On remand, DSHS entered a decision on December 26, 1974, that:
Appellant [Ms. Crispen] is entitled to the $5.00 deduction in computing net income in receipt of rent from a roomer as expressed in WAC 388-28-530(1) (b), but she is not entitled to the thirty and one-third (30-%) exemption allowed in WAC 388-28-570 (6) (a) since the room *451rent she receives is not earned income within the meaning of Department Regulations.
This decision was affirmed on appeal to the Superior Court on June 3,1975.
Ms. Crispen appeals to this court, contending that the DSHS denial of the earned income exemption was clearly erroneous, arbitrary, and capricious and should be reversed. We agree.

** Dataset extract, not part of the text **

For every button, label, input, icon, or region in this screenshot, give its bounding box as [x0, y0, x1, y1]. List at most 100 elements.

In the initial appeal, the court on October 8, 1974, affirmed a conclusion that Mr. Marshall was a roomer and not an assumptive spouse. The court’s conclusions of law affirming that determination were “conclusive and final.” Implicit in that determination is the conclusion that the $30 payment received by Ms. Crispen is income from “operating a . . . rooming home.” See WAC 388-28-530(1). No appeal was taken from that determination nor has any error been assigned to it in this appeal.
The remand was ordered to determine if the $30 paid to Ms. Crispen by her roomer was “earned income” and thus exempt under the 30 and ⅓ rule of WAC 388-28-570 (6) (a). To constitute earned income under WAC 388-28-530, the recipient must be engaged in (1) the management, and (2) the operation of a rooming home. As indicated above, it had already been determined that Ms. Crispen was engaged in the operation of a rooming home by virtue of the conclusion that she had a roomer. Thus, the only determination left for DSHS on remand was to decide if she was managing the rooming home. The record is clear that Ms. Crispen is the sole proprietor of and living in the rooming home that she was found to be operating and that she pays the expenses of that home. Of necessity, Ms. Crispen is the manager. She is the only person who could be the manager in the circumstances of this case.

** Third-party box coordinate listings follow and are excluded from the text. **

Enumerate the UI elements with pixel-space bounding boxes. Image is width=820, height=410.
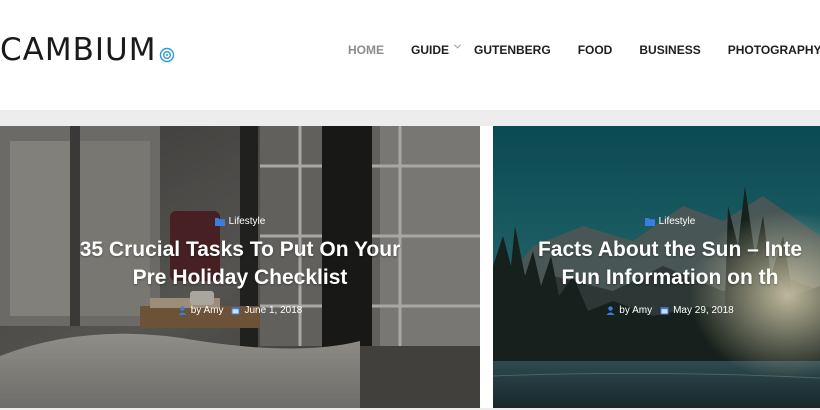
post-author[interactable]: by Amy bbox=[191, 305, 224, 316]
post-author[interactable]: by Amy bbox=[619, 305, 652, 316]
logo-circle-icon bbox=[160, 47, 175, 63]
calendar-icon bbox=[231, 306, 240, 314]
post-title-line-2: Pre Holiday Checklist bbox=[132, 266, 348, 289]
post-title[interactable]: 35 Crucial Tasks To Put On Your Pre Holi… bbox=[0, 236, 480, 292]
post-title[interactable]: Facts About the Sun – Inte Fun Informati… bbox=[493, 236, 820, 292]
chevron-down-icon[interactable] bbox=[453, 42, 462, 51]
post-title-line-1: 35 Crucial Tasks To Put On Your bbox=[79, 238, 401, 261]
folder-icon bbox=[214, 217, 225, 226]
post-category[interactable]: Lifestyle bbox=[493, 214, 820, 228]
post-meta: by Amy June 1, 2018 bbox=[0, 303, 480, 317]
calendar-icon bbox=[660, 306, 669, 314]
post-title-line-2: Fun Information on th bbox=[561, 266, 779, 289]
nav-photography[interactable]: PHOTOGRAPHY bbox=[728, 43, 820, 57]
logo-text: CAMBIUM bbox=[0, 32, 157, 68]
header-divider bbox=[0, 110, 820, 126]
post-content: Lifestyle Facts About the Sun – Inte Fun… bbox=[493, 214, 820, 317]
nav-business[interactable]: BUSINESS bbox=[639, 43, 700, 57]
post-title-line-1: Facts About the Sun – Inte bbox=[537, 238, 803, 261]
nav-home[interactable]: HOME bbox=[348, 43, 384, 57]
user-icon bbox=[606, 305, 615, 315]
main-nav: HOME GUIDE GUTENBERG FOOD BUSINESS PHOTO… bbox=[348, 38, 820, 62]
site-header: CAMBIUM HOME GUIDE GUTENBERG FOOD BUSINE… bbox=[0, 0, 820, 110]
folder-icon bbox=[644, 217, 655, 226]
category-label: Lifestyle bbox=[658, 215, 696, 227]
nav-gutenberg[interactable]: GUTENBERG bbox=[474, 43, 551, 57]
featured-post-card[interactable]: Lifestyle 35 Crucial Tasks To Put On You… bbox=[0, 126, 480, 408]
post-category[interactable]: Lifestyle bbox=[0, 214, 480, 228]
site-logo[interactable]: CAMBIUM bbox=[0, 30, 175, 70]
post-date[interactable]: May 29, 2018 bbox=[673, 305, 734, 316]
user-icon bbox=[178, 305, 187, 315]
post-meta: by Amy May 29, 2018 bbox=[493, 303, 820, 317]
post-date[interactable]: June 1, 2018 bbox=[244, 305, 302, 316]
featured-post-card[interactable]: Lifestyle Facts About the Sun – Inte Fun… bbox=[493, 126, 820, 408]
post-content: Lifestyle 35 Crucial Tasks To Put On You… bbox=[0, 214, 480, 317]
nav-guide[interactable]: GUIDE bbox=[411, 43, 449, 57]
nav-food[interactable]: FOOD bbox=[578, 43, 613, 57]
category-label: Lifestyle bbox=[228, 215, 266, 227]
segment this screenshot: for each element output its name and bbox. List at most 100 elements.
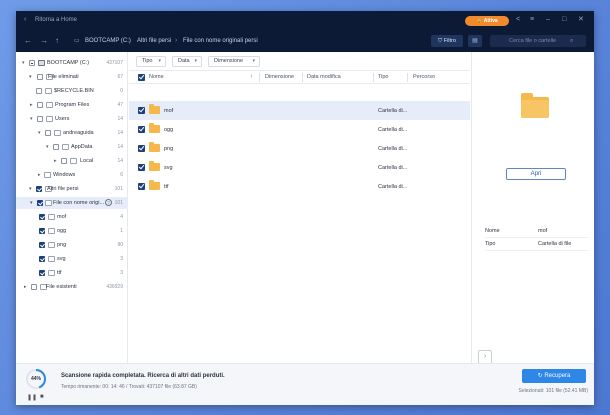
tree-checkbox[interactable]	[37, 102, 43, 108]
help-icon[interactable]: ?	[105, 199, 112, 206]
back-home-icon[interactable]: ‹	[24, 16, 26, 23]
tree-checkbox[interactable]	[29, 60, 35, 66]
tree-item[interactable]: ▸ Local 14	[16, 155, 128, 167]
forward-arrow-icon[interactable]: →	[40, 36, 48, 45]
tree-checkbox[interactable]	[37, 200, 43, 206]
column-header-path[interactable]: Percorso	[413, 74, 435, 80]
column-divider[interactable]	[407, 73, 408, 82]
tree-item[interactable]: ▾ Users 14	[16, 113, 128, 125]
column-divider[interactable]	[373, 73, 374, 82]
tree-checkbox[interactable]	[39, 270, 45, 276]
tree-item[interactable]: ▾ Altri file persi 101	[16, 183, 128, 195]
tree-checkbox[interactable]	[39, 228, 45, 234]
collapse-icon[interactable]: ▾	[30, 200, 33, 206]
row-checkbox[interactable]	[138, 183, 145, 190]
collapse-icon[interactable]: ▾	[22, 60, 25, 66]
row-checkbox[interactable]	[138, 126, 145, 133]
back-home-link[interactable]: Ritorna a Home	[35, 17, 77, 23]
activate-button[interactable]: 🔒 Attiva	[465, 16, 509, 26]
maximize-icon[interactable]: □	[562, 16, 566, 24]
table-row[interactable]: svg Cartella di...	[129, 158, 470, 177]
search-icon[interactable]: ⌕	[570, 35, 573, 47]
folder-icon	[48, 228, 55, 234]
tree-label: andreaguida	[63, 130, 94, 136]
close-icon[interactable]: ✕	[578, 16, 584, 24]
tree-item[interactable]: ▾ File eliminati 67	[16, 71, 128, 83]
size-filter-dropdown[interactable]: Dimensione ▾	[208, 56, 260, 67]
tree-item-selected[interactable]: ▾ File con nome origi... ? 101	[16, 197, 128, 209]
collapse-icon[interactable]: ▾	[29, 186, 32, 192]
column-divider[interactable]	[302, 73, 303, 82]
folder-icon	[62, 144, 69, 150]
tree-label: Altri file persi	[47, 186, 79, 192]
tree-item[interactable]: $RECYCLE.BIN 0	[16, 85, 128, 97]
tree-item[interactable]: ogg 1	[16, 225, 128, 237]
minimize-icon[interactable]: –	[546, 16, 550, 24]
menu-icon[interactable]: ≡	[530, 16, 534, 24]
tree-checkbox[interactable]	[39, 256, 45, 262]
column-header-size[interactable]: Dimensione	[265, 74, 294, 80]
tree-item[interactable]: ▾ andreaguida 14	[16, 127, 128, 139]
collapse-icon[interactable]: ▾	[30, 116, 33, 122]
tree-item[interactable]: png 90	[16, 239, 128, 251]
folder-icon	[45, 200, 52, 206]
tree-checkbox[interactable]	[31, 284, 37, 290]
up-arrow-icon[interactable]: ↑	[55, 36, 59, 45]
tree-checkbox[interactable]	[37, 74, 43, 80]
share-icon[interactable]: <	[516, 16, 520, 24]
table-row[interactable]: ttf Cartella di...	[129, 177, 470, 196]
back-arrow-icon[interactable]: ←	[24, 36, 32, 45]
expand-icon[interactable]: ▸	[30, 102, 33, 108]
table-row[interactable]: png Cartella di...	[129, 139, 470, 158]
tree-checkbox[interactable]	[36, 88, 42, 94]
tree-checkbox[interactable]	[39, 242, 45, 248]
row-checkbox[interactable]	[138, 164, 145, 171]
type-filter-dropdown[interactable]: Tipo ▾	[136, 56, 166, 67]
tree-count: 14	[117, 158, 123, 164]
tree-item[interactable]: mof 4	[16, 211, 128, 223]
tree-checkbox[interactable]	[61, 158, 67, 164]
tree-checkbox[interactable]	[45, 130, 51, 136]
tree-count: 14	[117, 144, 123, 150]
expand-icon[interactable]: ▸	[54, 158, 57, 164]
breadcrumb-original-names[interactable]: File con nome originali persi	[183, 38, 258, 44]
breadcrumb-drive[interactable]: BOOTCAMP (C:)	[85, 38, 131, 44]
column-header-type[interactable]: Tipo	[378, 74, 389, 80]
tree-checkbox[interactable]	[37, 116, 43, 122]
search-input[interactable]: Cerca file o cartelle ⌕	[490, 35, 586, 47]
stop-icon[interactable]: ■	[40, 394, 44, 400]
sort-arrow-icon[interactable]: ↑	[250, 74, 253, 80]
expand-icon[interactable]: ▸	[38, 172, 41, 178]
file-list-panel: Tipo ▾ Data ▾ Dimensione ▾ Nome ↑ Dimens…	[129, 52, 470, 363]
recover-button[interactable]: ↻ Recupera	[522, 369, 586, 383]
table-row[interactable]: ogg Cartella di...	[129, 120, 470, 139]
select-all-checkbox[interactable]	[138, 74, 145, 81]
date-filter-dropdown[interactable]: Data ▾	[172, 56, 202, 67]
tree-item[interactable]: ▸ Program Files 47	[16, 99, 128, 111]
tree-item[interactable]: ▸ Windows 6	[16, 169, 128, 181]
column-header-modified[interactable]: Data modifica	[307, 74, 341, 80]
tree-checkbox[interactable]	[53, 144, 59, 150]
collapse-icon[interactable]: ▾	[29, 74, 32, 80]
expand-icon[interactable]: ▸	[24, 284, 27, 290]
tree-item[interactable]: ▾ BOOTCAMP (C:) 437107	[16, 57, 128, 69]
breadcrumb-lost-files[interactable]: Altri file persi	[137, 38, 171, 44]
view-toggle-button[interactable]: ▤	[468, 35, 482, 47]
row-checkbox[interactable]	[138, 107, 145, 114]
column-header-name[interactable]: Nome	[149, 74, 164, 80]
table-row[interactable]: mof Cartella di...	[129, 101, 470, 120]
filter-button[interactable]: ⛉ Filtro	[431, 35, 463, 47]
pause-icon[interactable]: ❚❚	[27, 394, 37, 401]
tree-item[interactable]: svg 3	[16, 253, 128, 265]
collapse-icon[interactable]: ▾	[38, 130, 41, 136]
column-divider[interactable]	[259, 73, 260, 82]
open-button[interactable]: Apri	[506, 168, 566, 180]
tree-item[interactable]: ▾ AppData 14	[16, 141, 128, 153]
tree-item[interactable]: ttf 3	[16, 267, 128, 279]
tree-item[interactable]: ▸ File esistenti 436929	[16, 281, 128, 293]
collapse-icon[interactable]: ▾	[46, 144, 49, 150]
tree-checkbox[interactable]	[36, 186, 42, 192]
row-checkbox[interactable]	[138, 145, 145, 152]
next-arrow-button[interactable]: ›	[478, 350, 492, 364]
tree-checkbox[interactable]	[39, 214, 45, 220]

On the record before us, the decision that Mr. Marshall is a roomer in Ms. Crispen’s rooming home forecloses the denial of the earned income exemption. Ms. Crispen cannot be entitled to the $5 exemption for having a roomer without being entitled to the earned income exemption. Thus, *452the DSHS decision of December 26, 1974, is clearly erroneous on its face and the trial court erred when it affirmed that decision.

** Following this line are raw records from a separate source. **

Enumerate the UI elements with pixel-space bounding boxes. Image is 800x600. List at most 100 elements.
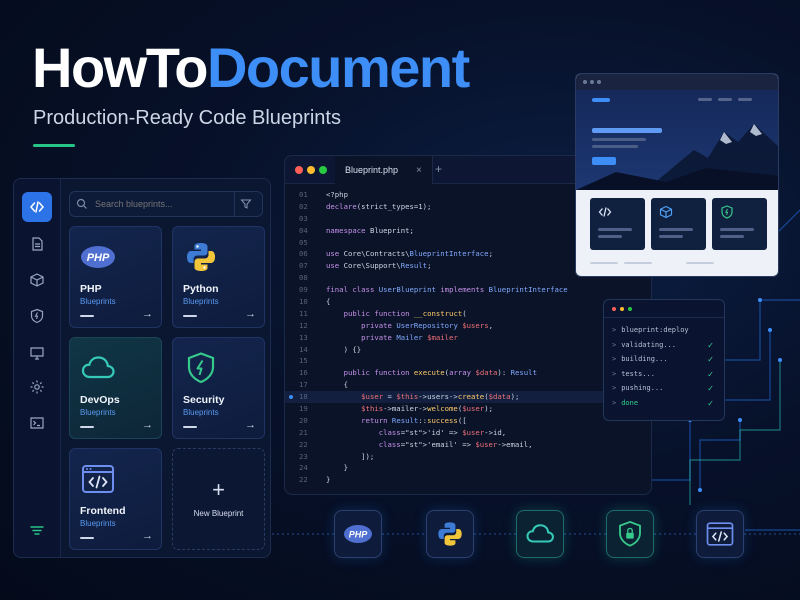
line-code: public function __construct( [343, 308, 467, 318]
code-line[interactable]: 16 public function execute(array $data):… [285, 367, 651, 379]
card-dash [183, 315, 197, 317]
svg-text:PHP: PHP [87, 252, 110, 264]
terminal-prompt: > [612, 369, 617, 378]
terminal-prompt: > [612, 340, 617, 349]
code-line[interactable]: 15 [285, 355, 651, 367]
terminal-text: tests... [621, 369, 655, 378]
check-icon: ✓ [707, 369, 714, 379]
arrow-right-icon[interactable]: → [142, 530, 153, 542]
blueprint-card-php[interactable]: PHP PHP Blueprints → [69, 226, 162, 328]
arrow-right-icon[interactable]: → [142, 419, 153, 431]
blueprint-card-python[interactable]: Python Blueprints → [172, 226, 265, 328]
rail-item-documents[interactable] [22, 229, 52, 259]
preview-dot [597, 80, 601, 84]
code-line[interactable]: 18 $user = $this->users->create($data); [285, 391, 651, 404]
preview-hero [576, 90, 778, 190]
line-number: 08 [299, 273, 308, 283]
pipeline-step-security [606, 510, 654, 558]
line-number: 22 [299, 475, 308, 485]
line-code: <?php [326, 190, 348, 199]
preview-tile [651, 198, 706, 250]
card-title: Python [183, 283, 219, 295]
tagline: Production-Ready Code Blueprints [33, 107, 341, 129]
line-number: 05 [299, 237, 308, 247]
terminal-text: pushing... [621, 384, 664, 392]
terminal-line: > blueprint:deploy [612, 326, 689, 334]
line-number: 11 [299, 308, 308, 318]
code-line[interactable]: 22} [285, 474, 651, 486]
breakpoint-icon[interactable] [289, 395, 293, 400]
preview-tile-text [598, 235, 622, 238]
preview-tile-text [598, 228, 632, 231]
rail-item-security[interactable] [22, 301, 52, 331]
pipeline-php-label: PHP [349, 530, 369, 540]
line-number: 19 [299, 404, 308, 414]
code-line[interactable]: 20 return Result::success([ [285, 415, 651, 427]
rail-item-packages[interactable] [22, 265, 52, 295]
website-preview [575, 73, 779, 277]
card-title: Security [183, 394, 225, 406]
tagline-underline [33, 144, 75, 147]
code-line[interactable]: 22 class="st">'email' => $user->email, [285, 439, 651, 451]
blueprint-card-devops[interactable]: DevOps Blueprints → [69, 337, 162, 439]
line-code: { [326, 380, 348, 390]
line-code: final class UserBlueprint implements Blu… [326, 285, 568, 295]
window-close-dot[interactable] [295, 166, 303, 174]
rail-item-code[interactable] [22, 192, 52, 222]
code-line[interactable]: 19 $this->mailer->welcome($user); [285, 403, 651, 415]
code-line[interactable]: 23 ]); [285, 451, 651, 463]
close-tab-icon[interactable]: × [416, 165, 422, 176]
check-icon: ✓ [707, 340, 714, 350]
rail-item-preview[interactable] [22, 338, 52, 368]
search-input[interactable] [95, 199, 234, 209]
terminal-line: > validating... [612, 341, 676, 349]
rail-item-settings[interactable] [22, 372, 52, 402]
pipeline-step-python [426, 510, 474, 558]
terminal-close-dot[interactable] [612, 307, 616, 311]
card-dash [80, 426, 94, 428]
code-line[interactable]: 17 { [285, 379, 651, 391]
code-line[interactable]: 24 } [285, 462, 651, 474]
preview-footer [686, 262, 714, 264]
add-tab-button[interactable]: + [435, 162, 442, 176]
new-blueprint-button[interactable]: + New Blueprint [172, 448, 265, 550]
code-line[interactable]: 12 private UserRepository $users, [285, 320, 651, 332]
code-line[interactable]: 14 ) {} [285, 344, 651, 356]
terminal-minimize-dot[interactable] [620, 307, 624, 311]
line-code: { [326, 297, 331, 307]
code-line[interactable]: 21 class="st">'id' => $user->id, [285, 427, 651, 439]
php-logo-icon: PHP [81, 246, 115, 268]
code-line[interactable]: 10 { [285, 296, 651, 308]
card-dash [80, 537, 94, 539]
line-number: 22 [299, 439, 308, 449]
blueprint-card-security[interactable]: Security Blueprints → [172, 337, 265, 439]
terminal-maximize-dot[interactable] [628, 307, 632, 311]
blueprint-card-frontend[interactable]: Frontend Blueprints → [69, 448, 162, 550]
line-number: 18 [299, 392, 308, 402]
code-line[interactable]: 11 public function __construct( [285, 308, 651, 320]
card-dash [80, 315, 94, 317]
filter-button[interactable] [234, 192, 256, 216]
window-maximize-dot[interactable] [319, 166, 327, 174]
plus-icon: + [212, 477, 225, 502]
line-code: class="st">'id' => $user->id, [378, 427, 507, 437]
check-icon: ✓ [707, 384, 714, 393]
code-line[interactable]: 09 final class UserBlueprint implements B… [285, 284, 651, 296]
terminal-line: > done [612, 399, 638, 407]
rail-item-terminal[interactable] [22, 408, 52, 438]
preview-footer [590, 262, 618, 264]
window-minimize-dot[interactable] [307, 166, 315, 174]
cloud-icon [526, 524, 554, 543]
new-blueprint-label: New Blueprint [193, 509, 244, 518]
arrow-right-icon[interactable]: → [142, 308, 153, 320]
card-subtitle: Blueprints [80, 408, 116, 417]
arrow-right-icon[interactable]: → [245, 419, 256, 431]
line-number: 23 [299, 451, 308, 461]
code-line[interactable]: 13 private Mailer $mailer [285, 332, 651, 344]
preview-tile-text [659, 235, 683, 238]
card-subtitle: Blueprints [183, 408, 219, 417]
tab-blueprint-php[interactable]: Blueprint.php × [335, 156, 433, 184]
arrow-right-icon[interactable]: → [245, 308, 256, 320]
brand-word-document: Document [206, 36, 470, 99]
rail-item-menu[interactable] [22, 515, 52, 545]
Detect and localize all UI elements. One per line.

We áre aware that in the reasons given for its decision on remand, DSHS stated that Ms. Crispen did not seem to be operating or managing a rooming home “as such.” However, this reason is contradictory to its February 28, 1974, determination that Mr. Marshall was a roomer, which was affirmed and stated to be “conclusive and final” at the time the court directed the remand. This prior determination was final and not subject to redetermination by DSHS. Notwithstanding the stated reason, DSHS in its decision on remand reaffirmed the prior determination that Mr. Marshall was a roomer, thereby recognizing that Ms. Crispen was operating a rooming home.
Considering all of the circumstances, we are constrained to reverse and direct that the earned income exemption provided for in WAC 388-28-570 (6) (a) be allowed.
McInturff, C.J., and Munson, J., concur.